筆者の空木春宵(うつぎしゅんしょう)は1984年生まれのエスエフ作家。「繭の見る夢」が第2回創元SF短編賞にて佳作入選となり作家デビューを果たしている。

感応グラン=ギニョル (創元日本SF叢書 18)

おススメ度、こんな方におススメ!

おすすめ度:★★★★(最大★5つ)

少女を主人公とした物語。特に、少女同士の精神のつながりに重きを置いた作品で読んでみたい方。
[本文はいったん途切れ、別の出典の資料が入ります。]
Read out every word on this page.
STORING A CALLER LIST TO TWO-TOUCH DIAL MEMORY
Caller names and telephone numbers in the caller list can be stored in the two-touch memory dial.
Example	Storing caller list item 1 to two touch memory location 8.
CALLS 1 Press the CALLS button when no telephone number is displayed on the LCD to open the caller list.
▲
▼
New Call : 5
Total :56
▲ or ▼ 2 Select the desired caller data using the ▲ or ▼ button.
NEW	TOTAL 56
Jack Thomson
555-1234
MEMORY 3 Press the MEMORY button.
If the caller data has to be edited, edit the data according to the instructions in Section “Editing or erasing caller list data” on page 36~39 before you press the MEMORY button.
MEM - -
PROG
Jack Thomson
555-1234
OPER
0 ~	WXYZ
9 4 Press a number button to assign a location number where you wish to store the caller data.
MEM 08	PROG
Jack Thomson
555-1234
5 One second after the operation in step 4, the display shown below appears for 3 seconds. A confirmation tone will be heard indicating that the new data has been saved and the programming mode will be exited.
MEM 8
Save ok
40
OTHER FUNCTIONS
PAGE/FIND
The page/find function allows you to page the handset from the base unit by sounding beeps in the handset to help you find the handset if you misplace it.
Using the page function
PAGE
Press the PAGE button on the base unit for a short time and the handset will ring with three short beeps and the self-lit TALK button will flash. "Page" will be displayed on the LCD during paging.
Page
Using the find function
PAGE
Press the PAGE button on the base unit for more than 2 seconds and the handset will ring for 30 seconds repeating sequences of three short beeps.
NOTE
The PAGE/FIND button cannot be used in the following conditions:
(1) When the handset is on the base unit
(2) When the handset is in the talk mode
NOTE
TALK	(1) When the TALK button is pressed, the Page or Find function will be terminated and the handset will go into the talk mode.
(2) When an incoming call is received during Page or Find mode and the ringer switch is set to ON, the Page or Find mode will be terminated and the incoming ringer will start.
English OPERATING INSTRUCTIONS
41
残酷でグロテスク、美しくて儚い、独自の世界観で描かれたエスエフ作品を読んでみたい方におススメ!(但し、要グロ耐性)。

あらすじ

昭和初期、浅草六区で活動する少女ばかりを集めた芝居小屋で起きた残酷劇(感応グラン=ギニョル)。精神感応コンテンツが発達し「体験」が共有できるようになった世界での一幕(地獄を縫い取る)。失恋すると発病する、謎の感染症をめぐる物語(メタモルフォシスの龍)。病を得た少女だけが入学を許される女子高で起きた惨劇(徒花物語)。美しいものが迫害される街に隠された真実(Rampo Sicks)。五編を収録した、空木春宵初の作品集。

ここからネタバレ

以下、各編ごとにコメント。

感応グラン=ギニョル

初出は東京創元社のミステリ誌『ミステリーズ!』vol96。

鼻を削がれた蘭子。目の見えない双子、香蘭と藤袴。両脚を切断された牡丹。話すことが出来ない橘。シャム双生児の夏水仙。千の瑕を負った女千草。身体に障害のある少女だけを集めた劇団に、新団員、無花果(いちじく)が現れる。五体満足で健康体に見えた無花果だったが、彼女には「心」が存在しなかった。

本作に登場する劇団「浅草グラン=ギニョル」には、モデルがある。19世紀末から1962年までパリで活動していた「グラン·ギニョール劇場」だ。

この物語は実在した「グラン·ギニョール劇場」をベースとしている。登場する人物を身体に欠損を負った少女ばかりを集めることでよりなんとも悪趣味で、グロテスクな作品に仕上げている。登場する少女たちは身体に障害を負っているばかりではなく、心にも深刻な精神的な外傷を負っている。孤独、絶望、恨みや妬み。どす黒い感情を抱えて生きてきた彼女たちに転機が訪れる。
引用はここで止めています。